Abstract Esophageal fibrosis and strictures can develop due to caustic or radiation injuries. Umbilical cord–derived mesenchymal stem cells (UC-MSCs) are known to mitigate fibrosis in various organs. However, the potential effects of UC-MSCs on human esophageal fibrosis remain underexplored. This study investigated the anti-fibrogenic properties and mechanisms of UC-MSC-derived conditioned media (UC-MSC-CM) on human esophageal fibroblasts (HEFs). HEFs were treated with TGF-β1 and then co-cultured with UC-MSC-CM, and the expression levels of RhoA, myocardin related transcription factor A (MRTF-A), serum response factor (SRF), Yes-associated protein (YAP), and transcriptional coactivator with PDZ-binding motif (TAZ) in the HEFs were measured. UC-MSC-CM suppressed TGF-β1-induced fibrogenic activation in HEFs, as evidenced by the downregulation of extracellular matrix components.

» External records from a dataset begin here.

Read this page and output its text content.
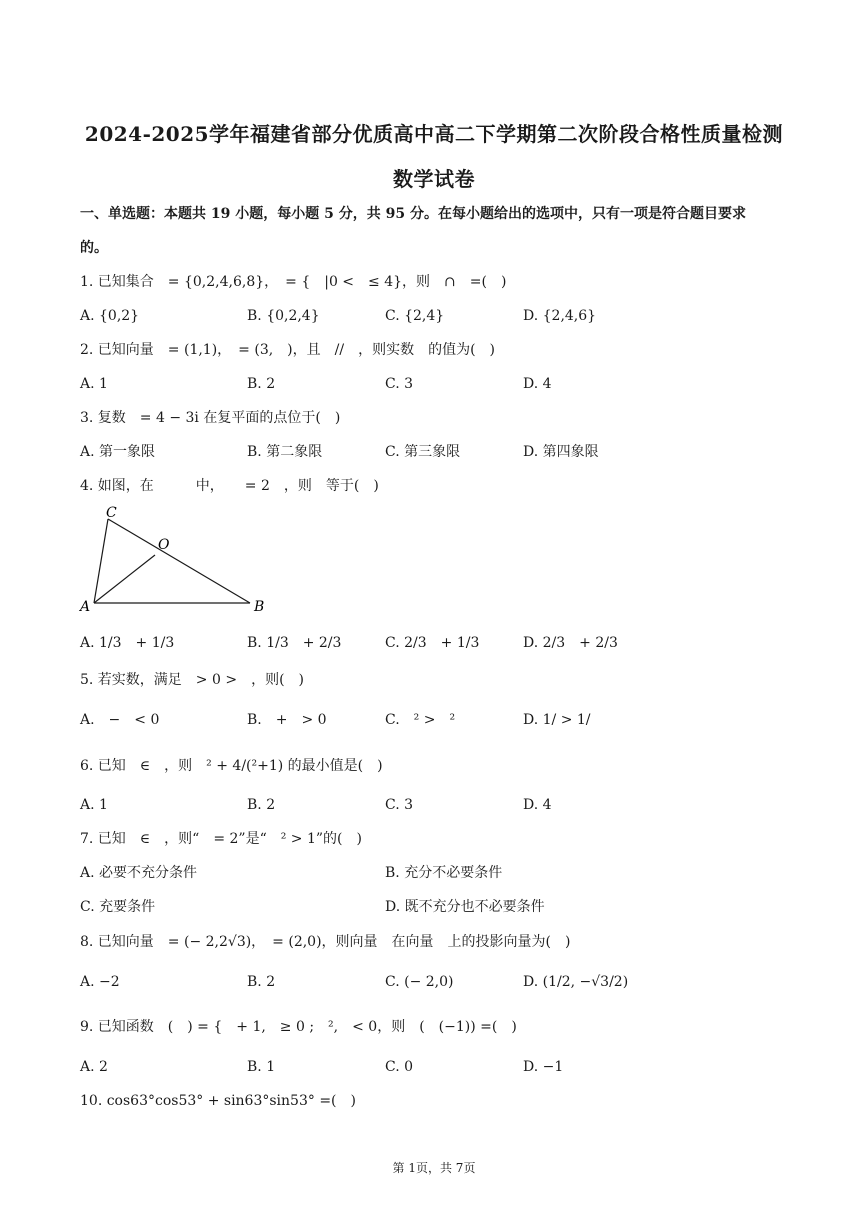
2024-2025学年福建省部分优质高中高二下学期第二次阶段合格性质量检测
数学试卷
一、单选题：本题共 19 小题，每小题 5 分，共 95 分。在每小题给出的选项中，只有一项是符合题目要求
的。
1. 已知集合　= {0,2,4,6,8}，　= {　|0 <　≤ 4}，则　∩　=(　)
A. {0,2}	B. {0,2,4}	C. {2,4}	D. {2,4,6}
2. 已知向量　= (1,1)，　= (3,　)，且　//　，则实数　的值为(　)
A. 1	B. 2	C. 3	D. 4
3. 复数　= 4 − 3i 在复平面的点位于(　)
A. 第一象限	B. 第二象限	C. 第三象限	D. 第四象限
4. 如图，在　　　中，　　= 2　，则　等于(　)
A	B
C
O
A. 1/3　+ 1/3	B. 1/3　+ 2/3	C. 2/3　+ 1/3	D. 2/3　+ 2/3
5. 若实数，满足　> 0 >　，则(　)
A.　−　< 0	B.　+　> 0	C.　² >　²	D. 1/ > 1/
6. 已知　∈　，则　² + 4/(²+1) 的最小值是(　)
A. 1	B. 2	C. 3	D. 4
7. 已知　∈　，则“　= 2”是“　² > 1”的(　)
A. 必要不充分条件	B. 充分不必要条件
C. 充要条件	D. 既不充分也不必要条件
8. 已知向量　= (− 2,2√3)，　= (2,0)，则向量　在向量　上的投影向量为(　)
A. −2	B. 2	C. (− 2,0)	D. (1/2, −√3/2)
9. 已知函数　(　) = {　+ 1,　≥ 0 ;　²,　< 0，则　(　(−1)) =(　)
A. 2	B. 1	C. 0	D. −1
10. cos63°cos53° + sin63°sin53° =(　)
第 1页，共 7页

UC-MSC-CM notably diminished the expression of RhoA, MRTF-A, and SRF triggered by TGF-β1. In TGF-β1-stimulated HEFs, UC-MSC-CM significantly decreased the nuclear localization of MRTF-A and YAP. Additionally, UC-MSC-CM significantly diminished the TGF-β1-induced nuclear expressions of YAP and TAZ, while concurrently enhancing the cytoplasmic presence of phosphorylated YAP, which was previously reduced by TGF-β1. Human UC-MSC-CM can potentially inhibit TGF-β1-induced fibrogenic activation in HEFs by targeting the Rho-mediated MRTF/SRF and YAP/TAZ pathways. Thus, UC-MSC-CM is a potential candidate for stem cell therapies for esophageal fibrosis.